We also notice that Section 15 which deals with the liability of the buyer to make payment, as also, Section 16 which stipulates payment of compound interest, both, employ the term 'supplier'. 'Supplier' is defined in Section 2(n) of the MSMED Act to mean a micro or small enterprise which has filed a memorandum in terms of Section 8(1) of the Act. Therefore, a reference under Section 18 to the Facilitation Council can only be in respect of an amount due by and between a 'supplier' and 'buyer'. The notification bearing no.SO2756(E) sought to be pressed into service cannot govern the instant facts as the same is dated 18.09.2015. As regards estoppel by conduct found by the learned District Judge, we are not in a position to endorse.
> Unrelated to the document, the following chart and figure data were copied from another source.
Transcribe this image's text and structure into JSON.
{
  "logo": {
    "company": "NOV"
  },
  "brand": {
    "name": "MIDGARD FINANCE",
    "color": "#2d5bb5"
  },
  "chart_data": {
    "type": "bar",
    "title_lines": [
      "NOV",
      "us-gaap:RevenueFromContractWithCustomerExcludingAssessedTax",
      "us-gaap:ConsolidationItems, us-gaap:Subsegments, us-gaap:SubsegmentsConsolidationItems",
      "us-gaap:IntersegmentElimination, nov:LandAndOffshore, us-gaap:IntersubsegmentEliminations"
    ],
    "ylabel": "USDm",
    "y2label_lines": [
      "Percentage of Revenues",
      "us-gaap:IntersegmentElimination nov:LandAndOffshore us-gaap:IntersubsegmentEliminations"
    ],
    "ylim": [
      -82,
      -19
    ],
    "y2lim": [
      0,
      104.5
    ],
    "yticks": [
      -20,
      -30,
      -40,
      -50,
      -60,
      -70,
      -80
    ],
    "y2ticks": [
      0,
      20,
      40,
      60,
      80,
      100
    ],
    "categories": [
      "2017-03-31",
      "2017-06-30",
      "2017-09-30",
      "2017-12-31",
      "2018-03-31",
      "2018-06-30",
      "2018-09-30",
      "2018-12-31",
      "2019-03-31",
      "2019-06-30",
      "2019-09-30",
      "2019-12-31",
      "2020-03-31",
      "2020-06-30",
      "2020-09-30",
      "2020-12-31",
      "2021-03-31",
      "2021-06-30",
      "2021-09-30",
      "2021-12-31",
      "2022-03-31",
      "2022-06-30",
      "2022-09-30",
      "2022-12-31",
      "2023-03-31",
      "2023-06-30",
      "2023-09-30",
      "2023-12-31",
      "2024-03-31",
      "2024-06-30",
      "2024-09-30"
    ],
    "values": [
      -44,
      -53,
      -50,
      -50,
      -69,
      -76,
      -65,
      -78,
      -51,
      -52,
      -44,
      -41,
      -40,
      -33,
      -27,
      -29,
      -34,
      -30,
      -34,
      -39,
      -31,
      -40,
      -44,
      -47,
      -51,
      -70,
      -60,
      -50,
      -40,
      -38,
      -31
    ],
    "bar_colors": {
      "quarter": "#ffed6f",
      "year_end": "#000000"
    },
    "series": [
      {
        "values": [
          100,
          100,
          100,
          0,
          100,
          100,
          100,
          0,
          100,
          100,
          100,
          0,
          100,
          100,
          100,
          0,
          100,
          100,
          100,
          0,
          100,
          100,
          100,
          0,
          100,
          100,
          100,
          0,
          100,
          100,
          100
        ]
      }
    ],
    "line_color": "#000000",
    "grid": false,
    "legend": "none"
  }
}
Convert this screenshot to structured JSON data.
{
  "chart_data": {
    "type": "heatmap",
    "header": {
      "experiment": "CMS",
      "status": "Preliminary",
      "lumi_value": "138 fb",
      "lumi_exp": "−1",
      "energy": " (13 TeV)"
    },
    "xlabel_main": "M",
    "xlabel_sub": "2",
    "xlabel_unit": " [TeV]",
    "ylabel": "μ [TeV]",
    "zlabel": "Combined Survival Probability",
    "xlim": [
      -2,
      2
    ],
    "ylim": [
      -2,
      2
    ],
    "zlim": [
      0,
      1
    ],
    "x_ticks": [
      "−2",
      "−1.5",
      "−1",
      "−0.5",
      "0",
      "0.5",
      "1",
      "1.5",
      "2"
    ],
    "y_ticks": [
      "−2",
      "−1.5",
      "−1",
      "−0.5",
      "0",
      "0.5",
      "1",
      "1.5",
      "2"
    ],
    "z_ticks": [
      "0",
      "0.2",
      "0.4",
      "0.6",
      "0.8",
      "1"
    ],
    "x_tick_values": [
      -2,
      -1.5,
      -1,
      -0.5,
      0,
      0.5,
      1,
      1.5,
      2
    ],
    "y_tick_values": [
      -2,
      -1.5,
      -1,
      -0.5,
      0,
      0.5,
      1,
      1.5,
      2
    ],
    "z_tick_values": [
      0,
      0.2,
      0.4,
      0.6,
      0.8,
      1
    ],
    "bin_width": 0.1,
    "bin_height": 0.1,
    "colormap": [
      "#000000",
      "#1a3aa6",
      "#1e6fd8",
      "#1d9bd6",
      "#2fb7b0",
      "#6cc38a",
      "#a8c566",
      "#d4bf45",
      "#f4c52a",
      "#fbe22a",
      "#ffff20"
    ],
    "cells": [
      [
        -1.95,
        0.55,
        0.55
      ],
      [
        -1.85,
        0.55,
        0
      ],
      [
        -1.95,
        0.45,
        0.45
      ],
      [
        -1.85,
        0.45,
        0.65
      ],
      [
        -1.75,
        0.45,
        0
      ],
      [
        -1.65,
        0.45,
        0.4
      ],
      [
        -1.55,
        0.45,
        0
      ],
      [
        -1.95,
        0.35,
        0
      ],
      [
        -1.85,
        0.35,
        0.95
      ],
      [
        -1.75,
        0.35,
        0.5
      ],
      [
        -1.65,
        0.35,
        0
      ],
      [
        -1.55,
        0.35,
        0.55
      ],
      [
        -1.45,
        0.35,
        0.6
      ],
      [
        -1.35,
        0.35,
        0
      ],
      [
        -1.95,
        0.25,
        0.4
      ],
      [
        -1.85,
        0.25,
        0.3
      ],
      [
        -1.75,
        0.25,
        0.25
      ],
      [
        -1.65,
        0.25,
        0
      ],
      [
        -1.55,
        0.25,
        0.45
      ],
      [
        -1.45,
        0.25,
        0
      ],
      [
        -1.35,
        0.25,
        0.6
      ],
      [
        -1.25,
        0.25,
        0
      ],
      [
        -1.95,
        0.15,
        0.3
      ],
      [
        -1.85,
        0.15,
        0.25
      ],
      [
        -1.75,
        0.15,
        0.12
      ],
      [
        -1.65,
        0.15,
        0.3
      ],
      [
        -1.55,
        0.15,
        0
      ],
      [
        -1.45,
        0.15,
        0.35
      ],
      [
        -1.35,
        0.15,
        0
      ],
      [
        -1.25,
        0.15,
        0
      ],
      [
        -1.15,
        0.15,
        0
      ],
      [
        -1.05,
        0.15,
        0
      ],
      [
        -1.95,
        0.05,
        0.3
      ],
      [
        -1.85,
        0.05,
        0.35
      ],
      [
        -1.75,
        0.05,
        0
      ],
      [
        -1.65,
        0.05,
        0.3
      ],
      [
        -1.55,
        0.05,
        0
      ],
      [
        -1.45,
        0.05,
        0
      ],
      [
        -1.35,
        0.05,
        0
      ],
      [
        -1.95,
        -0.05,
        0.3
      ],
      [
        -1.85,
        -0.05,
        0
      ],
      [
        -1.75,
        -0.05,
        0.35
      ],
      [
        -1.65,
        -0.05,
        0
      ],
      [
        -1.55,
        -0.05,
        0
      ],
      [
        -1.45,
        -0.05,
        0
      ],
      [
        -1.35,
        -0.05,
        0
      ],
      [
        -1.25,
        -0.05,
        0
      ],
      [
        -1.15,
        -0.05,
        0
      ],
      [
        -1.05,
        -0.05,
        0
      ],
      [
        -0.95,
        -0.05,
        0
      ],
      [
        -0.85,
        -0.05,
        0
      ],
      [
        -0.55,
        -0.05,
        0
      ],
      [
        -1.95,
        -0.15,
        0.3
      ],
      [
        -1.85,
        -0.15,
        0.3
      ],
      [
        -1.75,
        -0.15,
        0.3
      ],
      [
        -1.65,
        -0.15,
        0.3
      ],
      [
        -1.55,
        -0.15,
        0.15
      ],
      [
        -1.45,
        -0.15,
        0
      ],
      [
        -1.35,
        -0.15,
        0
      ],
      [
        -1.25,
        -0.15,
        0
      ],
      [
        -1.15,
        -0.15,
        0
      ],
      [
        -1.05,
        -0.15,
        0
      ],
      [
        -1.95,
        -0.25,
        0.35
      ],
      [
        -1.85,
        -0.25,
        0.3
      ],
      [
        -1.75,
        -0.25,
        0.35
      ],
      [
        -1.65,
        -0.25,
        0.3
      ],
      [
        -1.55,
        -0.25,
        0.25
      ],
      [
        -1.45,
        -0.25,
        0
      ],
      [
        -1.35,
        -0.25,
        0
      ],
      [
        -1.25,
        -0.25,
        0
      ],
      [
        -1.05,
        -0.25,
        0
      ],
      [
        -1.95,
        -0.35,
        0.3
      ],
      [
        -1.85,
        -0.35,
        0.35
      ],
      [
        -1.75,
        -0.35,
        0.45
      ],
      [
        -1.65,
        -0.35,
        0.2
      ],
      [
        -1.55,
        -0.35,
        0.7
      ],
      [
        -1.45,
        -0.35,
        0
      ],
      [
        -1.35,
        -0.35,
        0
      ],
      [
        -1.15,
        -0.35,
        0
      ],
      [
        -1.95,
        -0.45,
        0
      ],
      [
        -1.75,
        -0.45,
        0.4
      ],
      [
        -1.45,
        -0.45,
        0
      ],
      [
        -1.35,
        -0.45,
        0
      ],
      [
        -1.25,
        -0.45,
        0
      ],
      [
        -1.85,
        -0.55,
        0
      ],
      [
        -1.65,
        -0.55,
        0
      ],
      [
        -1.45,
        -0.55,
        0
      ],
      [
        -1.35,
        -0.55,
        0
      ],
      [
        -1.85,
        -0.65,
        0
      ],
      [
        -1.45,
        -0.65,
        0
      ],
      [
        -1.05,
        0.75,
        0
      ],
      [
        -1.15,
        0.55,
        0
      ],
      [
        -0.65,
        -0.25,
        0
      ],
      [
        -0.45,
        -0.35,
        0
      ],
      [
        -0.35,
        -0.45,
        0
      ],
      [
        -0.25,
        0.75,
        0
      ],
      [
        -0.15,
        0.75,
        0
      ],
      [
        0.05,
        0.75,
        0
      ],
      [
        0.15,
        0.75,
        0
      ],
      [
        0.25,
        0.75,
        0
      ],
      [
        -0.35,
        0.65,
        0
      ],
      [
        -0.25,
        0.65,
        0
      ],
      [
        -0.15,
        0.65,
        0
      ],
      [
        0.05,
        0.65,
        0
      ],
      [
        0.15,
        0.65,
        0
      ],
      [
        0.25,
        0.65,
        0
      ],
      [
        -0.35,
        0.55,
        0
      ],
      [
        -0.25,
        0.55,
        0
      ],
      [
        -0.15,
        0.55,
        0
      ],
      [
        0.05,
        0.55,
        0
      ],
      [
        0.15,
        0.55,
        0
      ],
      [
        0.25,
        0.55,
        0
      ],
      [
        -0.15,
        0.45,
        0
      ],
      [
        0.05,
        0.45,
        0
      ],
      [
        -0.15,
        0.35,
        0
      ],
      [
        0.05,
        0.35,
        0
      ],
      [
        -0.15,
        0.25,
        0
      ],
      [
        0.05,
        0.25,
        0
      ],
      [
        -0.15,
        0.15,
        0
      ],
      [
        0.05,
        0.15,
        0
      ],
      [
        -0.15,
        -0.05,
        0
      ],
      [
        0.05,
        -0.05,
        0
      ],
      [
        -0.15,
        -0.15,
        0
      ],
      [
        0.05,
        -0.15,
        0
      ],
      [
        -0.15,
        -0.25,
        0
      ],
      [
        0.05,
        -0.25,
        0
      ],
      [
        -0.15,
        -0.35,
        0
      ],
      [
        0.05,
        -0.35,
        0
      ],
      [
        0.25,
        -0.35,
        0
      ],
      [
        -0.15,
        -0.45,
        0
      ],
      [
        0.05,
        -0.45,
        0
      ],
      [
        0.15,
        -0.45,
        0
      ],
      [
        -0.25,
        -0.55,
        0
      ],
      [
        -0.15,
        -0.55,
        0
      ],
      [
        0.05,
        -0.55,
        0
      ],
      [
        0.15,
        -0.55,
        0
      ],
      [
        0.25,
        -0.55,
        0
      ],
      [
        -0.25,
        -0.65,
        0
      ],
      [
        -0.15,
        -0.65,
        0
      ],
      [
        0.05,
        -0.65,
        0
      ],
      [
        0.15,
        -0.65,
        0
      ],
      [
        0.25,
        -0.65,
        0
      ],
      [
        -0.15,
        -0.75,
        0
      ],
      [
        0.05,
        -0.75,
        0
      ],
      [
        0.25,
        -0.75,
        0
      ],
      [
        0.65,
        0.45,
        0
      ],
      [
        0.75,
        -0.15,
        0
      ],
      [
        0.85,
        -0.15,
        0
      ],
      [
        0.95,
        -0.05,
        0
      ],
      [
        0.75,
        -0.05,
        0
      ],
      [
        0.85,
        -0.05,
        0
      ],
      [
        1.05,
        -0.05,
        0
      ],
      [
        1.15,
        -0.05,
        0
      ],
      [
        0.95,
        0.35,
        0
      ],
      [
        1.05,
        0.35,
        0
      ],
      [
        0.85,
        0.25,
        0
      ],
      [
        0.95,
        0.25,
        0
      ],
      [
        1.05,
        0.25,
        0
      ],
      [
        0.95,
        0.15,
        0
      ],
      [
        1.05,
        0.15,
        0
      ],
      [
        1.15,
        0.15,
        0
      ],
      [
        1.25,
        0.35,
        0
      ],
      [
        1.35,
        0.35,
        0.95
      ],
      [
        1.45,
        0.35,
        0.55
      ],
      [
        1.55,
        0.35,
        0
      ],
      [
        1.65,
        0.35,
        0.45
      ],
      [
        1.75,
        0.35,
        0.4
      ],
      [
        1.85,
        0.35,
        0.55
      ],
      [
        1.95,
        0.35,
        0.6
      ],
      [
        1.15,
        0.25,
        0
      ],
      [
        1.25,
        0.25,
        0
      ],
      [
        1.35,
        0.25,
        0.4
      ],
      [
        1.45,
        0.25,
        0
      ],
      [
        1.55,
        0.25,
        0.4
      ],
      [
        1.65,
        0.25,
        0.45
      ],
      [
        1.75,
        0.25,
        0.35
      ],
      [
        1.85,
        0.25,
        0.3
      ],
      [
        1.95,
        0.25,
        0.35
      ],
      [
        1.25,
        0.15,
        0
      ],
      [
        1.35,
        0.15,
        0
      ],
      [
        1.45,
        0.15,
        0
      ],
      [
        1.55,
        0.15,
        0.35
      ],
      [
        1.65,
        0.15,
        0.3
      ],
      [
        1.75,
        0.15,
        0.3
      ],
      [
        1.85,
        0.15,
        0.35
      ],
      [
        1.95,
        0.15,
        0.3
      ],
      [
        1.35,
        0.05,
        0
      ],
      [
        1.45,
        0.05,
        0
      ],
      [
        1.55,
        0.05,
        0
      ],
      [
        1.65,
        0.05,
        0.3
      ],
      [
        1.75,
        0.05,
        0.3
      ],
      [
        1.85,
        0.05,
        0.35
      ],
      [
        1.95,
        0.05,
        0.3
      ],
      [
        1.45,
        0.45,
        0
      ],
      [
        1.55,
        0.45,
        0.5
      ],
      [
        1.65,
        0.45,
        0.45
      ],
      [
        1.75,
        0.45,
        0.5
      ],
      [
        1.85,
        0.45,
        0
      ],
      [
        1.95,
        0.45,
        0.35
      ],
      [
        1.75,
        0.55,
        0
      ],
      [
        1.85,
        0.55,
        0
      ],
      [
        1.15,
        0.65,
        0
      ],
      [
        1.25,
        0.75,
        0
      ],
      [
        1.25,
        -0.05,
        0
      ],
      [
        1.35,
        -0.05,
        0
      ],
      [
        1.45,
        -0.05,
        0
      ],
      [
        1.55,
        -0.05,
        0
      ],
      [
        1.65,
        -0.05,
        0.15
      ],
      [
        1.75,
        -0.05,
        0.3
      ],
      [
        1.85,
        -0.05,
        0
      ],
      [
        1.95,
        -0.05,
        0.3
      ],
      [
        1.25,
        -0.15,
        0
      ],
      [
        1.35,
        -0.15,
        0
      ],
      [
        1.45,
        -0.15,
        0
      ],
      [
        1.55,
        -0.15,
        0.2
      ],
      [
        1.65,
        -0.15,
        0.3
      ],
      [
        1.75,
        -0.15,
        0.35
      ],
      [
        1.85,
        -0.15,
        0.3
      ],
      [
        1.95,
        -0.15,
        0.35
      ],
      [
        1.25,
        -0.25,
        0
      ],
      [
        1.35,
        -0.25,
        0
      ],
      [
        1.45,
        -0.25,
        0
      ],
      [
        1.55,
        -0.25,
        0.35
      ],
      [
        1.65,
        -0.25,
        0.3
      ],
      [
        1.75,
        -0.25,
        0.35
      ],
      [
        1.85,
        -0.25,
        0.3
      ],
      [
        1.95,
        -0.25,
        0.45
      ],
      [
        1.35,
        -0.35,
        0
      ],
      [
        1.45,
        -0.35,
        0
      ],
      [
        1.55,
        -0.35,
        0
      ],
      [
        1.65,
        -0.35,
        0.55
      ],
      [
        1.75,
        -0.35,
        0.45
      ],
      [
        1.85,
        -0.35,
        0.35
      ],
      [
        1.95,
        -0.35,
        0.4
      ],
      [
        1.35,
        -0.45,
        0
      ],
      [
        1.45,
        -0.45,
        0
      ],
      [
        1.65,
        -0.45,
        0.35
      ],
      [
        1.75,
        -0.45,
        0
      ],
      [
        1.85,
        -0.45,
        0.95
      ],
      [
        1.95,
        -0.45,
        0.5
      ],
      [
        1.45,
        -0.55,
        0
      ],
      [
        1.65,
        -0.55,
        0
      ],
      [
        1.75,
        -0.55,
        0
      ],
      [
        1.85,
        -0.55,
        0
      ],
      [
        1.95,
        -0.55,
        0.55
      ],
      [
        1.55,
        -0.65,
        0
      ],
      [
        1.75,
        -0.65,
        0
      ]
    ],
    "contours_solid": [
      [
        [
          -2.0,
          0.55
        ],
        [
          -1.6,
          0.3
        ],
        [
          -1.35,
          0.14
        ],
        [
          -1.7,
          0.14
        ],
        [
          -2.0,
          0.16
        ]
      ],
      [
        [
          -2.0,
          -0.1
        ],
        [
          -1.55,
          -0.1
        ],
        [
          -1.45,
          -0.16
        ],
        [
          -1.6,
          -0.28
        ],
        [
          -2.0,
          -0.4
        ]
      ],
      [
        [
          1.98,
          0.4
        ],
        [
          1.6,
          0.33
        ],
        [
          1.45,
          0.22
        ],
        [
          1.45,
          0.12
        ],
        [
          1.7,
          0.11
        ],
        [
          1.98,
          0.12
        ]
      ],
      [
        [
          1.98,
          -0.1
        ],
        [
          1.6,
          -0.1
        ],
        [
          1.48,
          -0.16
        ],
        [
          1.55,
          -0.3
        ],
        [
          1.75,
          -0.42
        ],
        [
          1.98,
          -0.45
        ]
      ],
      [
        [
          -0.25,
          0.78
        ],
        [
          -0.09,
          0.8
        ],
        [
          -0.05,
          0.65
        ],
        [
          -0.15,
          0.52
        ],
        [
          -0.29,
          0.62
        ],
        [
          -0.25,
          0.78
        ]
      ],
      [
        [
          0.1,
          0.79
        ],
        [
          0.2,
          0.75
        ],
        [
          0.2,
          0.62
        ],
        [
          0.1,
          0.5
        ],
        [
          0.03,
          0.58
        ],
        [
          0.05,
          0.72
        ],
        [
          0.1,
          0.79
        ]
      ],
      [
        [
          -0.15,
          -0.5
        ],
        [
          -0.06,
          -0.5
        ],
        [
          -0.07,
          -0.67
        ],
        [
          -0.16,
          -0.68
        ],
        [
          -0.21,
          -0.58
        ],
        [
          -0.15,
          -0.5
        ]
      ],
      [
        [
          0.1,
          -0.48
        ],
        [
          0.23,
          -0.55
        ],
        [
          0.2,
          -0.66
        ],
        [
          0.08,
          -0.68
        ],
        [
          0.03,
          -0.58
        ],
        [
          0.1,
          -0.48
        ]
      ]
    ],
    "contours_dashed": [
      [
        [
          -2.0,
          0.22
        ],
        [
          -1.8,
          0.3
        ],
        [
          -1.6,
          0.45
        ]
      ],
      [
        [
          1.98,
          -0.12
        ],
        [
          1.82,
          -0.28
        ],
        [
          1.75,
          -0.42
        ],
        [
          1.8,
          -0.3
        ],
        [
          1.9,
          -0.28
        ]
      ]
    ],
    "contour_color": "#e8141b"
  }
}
It is trite that, there cannot be any estoppel against Statute. The principle of estoppel cannot be invoked to defeat the plain provisions of a Statute. Where a Statute imposes a duty by a positive action, estoppel cannot prevent it. Estoppel is only a rule of evidence incapable of relieving a party from the obligation to comply with the Statute [See in this regard Dr. H.S. Rikhy v. The New Delhi Municipal Committee [ AIR 1962 SC 554 ]. 11. We, therefore, find that the arbitration awards in question of the Facilitation Council under the MSMED Act and the orders of the District Court, Thiruvananthapuram confirming the awards, both, cannot be sustained. 12. In the result, Arbitration Appeal Nos.74 and 75 of 2014 are hereby allowed, setting aside the orders dated 05.08.2014 of the District Court, Thiruvananthapuram in O.P.(Arbitration) Nos.378 of 2010 and 380 of 2010. We however leave open the first respondent's option to seek civil remedy in respect of the amounts allegedly due from the appellant/Corporation, subject to just exceptions, if any, in law, for, we are of the prima facie opinion that the first respondent is entitled to exclusion under Section 14 of the Limitation Act, in as much as the cause was being prosecuted before the wrong forum.